Projects
Those who buy old boats with the expectation of casting off immediately for paradisal shores are quickly educated or they drown.
~Albert Grimstock
I had no notion that a restoration was needed when I bought Murre in 2001, nor exactly what a restoration might be. I was a cheechako of the highest order, a man who knew not the difference between fiberglass construction and plywood sheethed lightly in glass. If a builder had gone to the trouble of using certain materials and methods, I thought, he had his reasons. Who would bother to make something that could fail?
Even a close, pre-purchase inspection shook loose no worry. Here and there Murre’s forty year old decks had a softness to them, and the new paint covering the wood under the cabin windows met the hammer with a thunk. When the surveyor mentioned her “needing a patch or two,” it was with a professional casualness whose subtlety I missed, as though he were suggesting that hole in my trousers could do with a stitch, after which all would be well. I nodded agreement where none existed, whereupon the man took his fee, in cash, and left.

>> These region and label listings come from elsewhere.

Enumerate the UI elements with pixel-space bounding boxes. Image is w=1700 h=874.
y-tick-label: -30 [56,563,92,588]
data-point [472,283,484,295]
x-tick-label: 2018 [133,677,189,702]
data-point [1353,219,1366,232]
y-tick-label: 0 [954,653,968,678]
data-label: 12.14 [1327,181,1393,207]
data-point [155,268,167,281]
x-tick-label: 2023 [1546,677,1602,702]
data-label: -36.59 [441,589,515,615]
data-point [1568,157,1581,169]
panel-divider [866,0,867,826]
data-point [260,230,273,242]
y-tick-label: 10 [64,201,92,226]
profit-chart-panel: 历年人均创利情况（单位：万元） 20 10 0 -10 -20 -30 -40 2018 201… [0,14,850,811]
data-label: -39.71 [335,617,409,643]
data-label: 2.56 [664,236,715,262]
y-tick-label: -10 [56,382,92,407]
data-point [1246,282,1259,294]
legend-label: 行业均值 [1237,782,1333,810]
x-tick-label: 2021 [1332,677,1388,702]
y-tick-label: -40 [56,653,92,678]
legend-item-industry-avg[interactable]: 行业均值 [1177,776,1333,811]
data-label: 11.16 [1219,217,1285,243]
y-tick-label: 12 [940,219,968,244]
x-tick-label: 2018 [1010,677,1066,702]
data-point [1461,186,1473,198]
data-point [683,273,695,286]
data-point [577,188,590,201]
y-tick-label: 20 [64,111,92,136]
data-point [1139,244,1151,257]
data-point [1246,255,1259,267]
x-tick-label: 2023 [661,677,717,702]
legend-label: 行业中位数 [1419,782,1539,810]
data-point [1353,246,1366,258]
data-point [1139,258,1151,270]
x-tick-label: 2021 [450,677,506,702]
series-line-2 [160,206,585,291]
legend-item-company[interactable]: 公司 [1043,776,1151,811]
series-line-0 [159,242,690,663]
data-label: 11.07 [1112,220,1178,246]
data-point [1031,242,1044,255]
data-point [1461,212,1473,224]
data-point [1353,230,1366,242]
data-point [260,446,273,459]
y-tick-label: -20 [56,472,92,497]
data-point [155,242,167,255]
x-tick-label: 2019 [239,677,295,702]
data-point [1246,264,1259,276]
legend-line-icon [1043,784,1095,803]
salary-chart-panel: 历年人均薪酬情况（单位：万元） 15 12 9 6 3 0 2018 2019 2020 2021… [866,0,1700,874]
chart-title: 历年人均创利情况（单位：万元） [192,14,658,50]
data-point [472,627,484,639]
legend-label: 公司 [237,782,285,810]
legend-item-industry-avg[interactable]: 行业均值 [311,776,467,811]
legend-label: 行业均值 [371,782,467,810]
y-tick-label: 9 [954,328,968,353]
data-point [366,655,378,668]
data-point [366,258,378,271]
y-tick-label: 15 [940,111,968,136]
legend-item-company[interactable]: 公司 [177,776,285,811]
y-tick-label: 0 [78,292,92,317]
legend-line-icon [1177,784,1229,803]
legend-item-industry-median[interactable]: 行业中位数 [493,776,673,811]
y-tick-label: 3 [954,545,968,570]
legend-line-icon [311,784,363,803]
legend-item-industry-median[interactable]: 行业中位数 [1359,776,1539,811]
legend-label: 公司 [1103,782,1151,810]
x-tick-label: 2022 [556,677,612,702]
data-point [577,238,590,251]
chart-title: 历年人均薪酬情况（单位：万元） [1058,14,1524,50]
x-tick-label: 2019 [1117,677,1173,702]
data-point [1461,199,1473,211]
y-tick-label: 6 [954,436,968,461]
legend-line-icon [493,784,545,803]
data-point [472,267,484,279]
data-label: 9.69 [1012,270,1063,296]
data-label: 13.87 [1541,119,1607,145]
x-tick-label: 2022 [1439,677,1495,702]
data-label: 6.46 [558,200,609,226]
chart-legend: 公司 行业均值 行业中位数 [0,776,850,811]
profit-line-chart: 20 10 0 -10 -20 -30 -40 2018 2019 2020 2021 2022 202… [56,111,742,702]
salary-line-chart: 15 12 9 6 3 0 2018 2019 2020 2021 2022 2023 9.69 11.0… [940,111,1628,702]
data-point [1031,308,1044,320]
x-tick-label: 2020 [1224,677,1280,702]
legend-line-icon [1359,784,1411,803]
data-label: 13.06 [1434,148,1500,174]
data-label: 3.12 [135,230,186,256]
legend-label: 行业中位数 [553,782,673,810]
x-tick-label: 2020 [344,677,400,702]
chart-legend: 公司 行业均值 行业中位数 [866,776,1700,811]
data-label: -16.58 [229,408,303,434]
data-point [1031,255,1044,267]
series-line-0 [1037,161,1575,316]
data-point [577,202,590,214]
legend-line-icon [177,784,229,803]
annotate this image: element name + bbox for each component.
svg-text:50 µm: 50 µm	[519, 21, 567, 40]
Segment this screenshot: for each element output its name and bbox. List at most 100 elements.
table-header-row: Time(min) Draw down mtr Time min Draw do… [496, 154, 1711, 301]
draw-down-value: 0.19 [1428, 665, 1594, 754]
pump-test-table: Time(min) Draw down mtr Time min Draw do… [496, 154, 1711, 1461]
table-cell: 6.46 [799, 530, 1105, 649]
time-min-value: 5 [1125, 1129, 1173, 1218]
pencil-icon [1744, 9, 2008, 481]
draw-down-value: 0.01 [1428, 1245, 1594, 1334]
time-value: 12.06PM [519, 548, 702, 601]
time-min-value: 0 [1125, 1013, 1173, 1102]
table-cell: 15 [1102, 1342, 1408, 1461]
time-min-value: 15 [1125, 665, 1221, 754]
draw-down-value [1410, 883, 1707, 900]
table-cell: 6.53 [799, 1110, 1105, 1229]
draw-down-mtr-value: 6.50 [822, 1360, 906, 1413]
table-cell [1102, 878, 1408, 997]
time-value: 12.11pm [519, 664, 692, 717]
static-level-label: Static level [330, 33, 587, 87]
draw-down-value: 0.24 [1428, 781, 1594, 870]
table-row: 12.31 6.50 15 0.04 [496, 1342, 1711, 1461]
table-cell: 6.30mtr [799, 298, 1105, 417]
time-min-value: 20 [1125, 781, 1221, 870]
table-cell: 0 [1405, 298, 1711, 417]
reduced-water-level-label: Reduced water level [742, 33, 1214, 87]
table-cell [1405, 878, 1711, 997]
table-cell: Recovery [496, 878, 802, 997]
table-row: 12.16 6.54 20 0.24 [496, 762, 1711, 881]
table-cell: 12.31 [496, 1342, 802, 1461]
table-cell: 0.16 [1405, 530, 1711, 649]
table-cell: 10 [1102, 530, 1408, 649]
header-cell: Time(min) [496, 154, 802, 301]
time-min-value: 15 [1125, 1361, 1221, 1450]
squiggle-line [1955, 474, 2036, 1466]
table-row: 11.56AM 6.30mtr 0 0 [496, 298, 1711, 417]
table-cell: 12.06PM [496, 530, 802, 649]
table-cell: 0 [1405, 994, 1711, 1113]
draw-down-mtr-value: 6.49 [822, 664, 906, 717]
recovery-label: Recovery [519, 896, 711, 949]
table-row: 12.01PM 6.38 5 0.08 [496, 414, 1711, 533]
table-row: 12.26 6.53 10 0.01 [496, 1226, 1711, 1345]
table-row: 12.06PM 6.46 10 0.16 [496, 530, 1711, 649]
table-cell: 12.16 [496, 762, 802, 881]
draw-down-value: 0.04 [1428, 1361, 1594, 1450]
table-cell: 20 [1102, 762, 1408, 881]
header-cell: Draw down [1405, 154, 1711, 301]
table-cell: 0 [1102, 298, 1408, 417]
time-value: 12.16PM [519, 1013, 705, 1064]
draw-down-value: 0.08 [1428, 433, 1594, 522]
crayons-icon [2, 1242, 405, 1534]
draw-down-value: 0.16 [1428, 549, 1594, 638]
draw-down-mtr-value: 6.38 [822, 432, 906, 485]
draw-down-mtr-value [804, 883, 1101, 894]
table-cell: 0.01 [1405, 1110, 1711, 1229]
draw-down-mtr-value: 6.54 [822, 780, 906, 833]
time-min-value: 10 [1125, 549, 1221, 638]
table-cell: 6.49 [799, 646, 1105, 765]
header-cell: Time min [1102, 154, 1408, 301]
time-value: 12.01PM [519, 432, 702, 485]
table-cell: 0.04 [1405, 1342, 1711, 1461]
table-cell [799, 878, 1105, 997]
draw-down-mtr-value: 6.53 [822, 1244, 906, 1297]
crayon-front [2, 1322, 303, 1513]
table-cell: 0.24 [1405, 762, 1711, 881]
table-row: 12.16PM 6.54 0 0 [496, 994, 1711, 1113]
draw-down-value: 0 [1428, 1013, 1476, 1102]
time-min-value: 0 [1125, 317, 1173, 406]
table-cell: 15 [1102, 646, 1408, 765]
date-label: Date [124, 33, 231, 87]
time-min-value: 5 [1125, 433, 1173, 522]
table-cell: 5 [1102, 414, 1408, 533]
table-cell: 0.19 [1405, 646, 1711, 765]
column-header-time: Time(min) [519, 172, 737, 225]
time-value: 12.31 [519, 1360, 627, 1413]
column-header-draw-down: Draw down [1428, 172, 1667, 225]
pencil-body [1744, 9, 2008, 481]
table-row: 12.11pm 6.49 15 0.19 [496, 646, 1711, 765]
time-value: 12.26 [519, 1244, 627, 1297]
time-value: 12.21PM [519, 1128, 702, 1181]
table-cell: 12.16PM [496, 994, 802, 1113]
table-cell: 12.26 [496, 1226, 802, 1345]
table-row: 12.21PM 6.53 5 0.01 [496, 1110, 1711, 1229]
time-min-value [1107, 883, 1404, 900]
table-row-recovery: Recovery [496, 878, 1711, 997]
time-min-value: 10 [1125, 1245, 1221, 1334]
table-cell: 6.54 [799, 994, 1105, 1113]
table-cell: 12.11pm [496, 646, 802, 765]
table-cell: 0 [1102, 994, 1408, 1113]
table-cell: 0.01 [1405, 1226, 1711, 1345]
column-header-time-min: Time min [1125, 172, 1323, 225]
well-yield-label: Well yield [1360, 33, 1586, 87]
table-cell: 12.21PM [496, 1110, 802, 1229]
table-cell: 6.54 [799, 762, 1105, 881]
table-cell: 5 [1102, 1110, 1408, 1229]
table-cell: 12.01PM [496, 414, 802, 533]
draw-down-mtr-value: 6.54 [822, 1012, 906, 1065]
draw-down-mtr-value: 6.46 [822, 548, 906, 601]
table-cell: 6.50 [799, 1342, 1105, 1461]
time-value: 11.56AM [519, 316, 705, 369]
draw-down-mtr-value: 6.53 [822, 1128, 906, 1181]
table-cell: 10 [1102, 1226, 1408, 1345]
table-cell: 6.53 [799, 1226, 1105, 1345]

So then, here are gathered a few articles, broken out by area of focus, discussing the restoration projects that followed. Note that these projects did not begin right away. As I recall it now, there was a year of depression as the reality of Murre’s contidion manifested with the creeping inevitability of a glacier; then there was a year of wondering how to proceed, if such was even possible. And in between there was a tremendous amount of sailing that needed doing.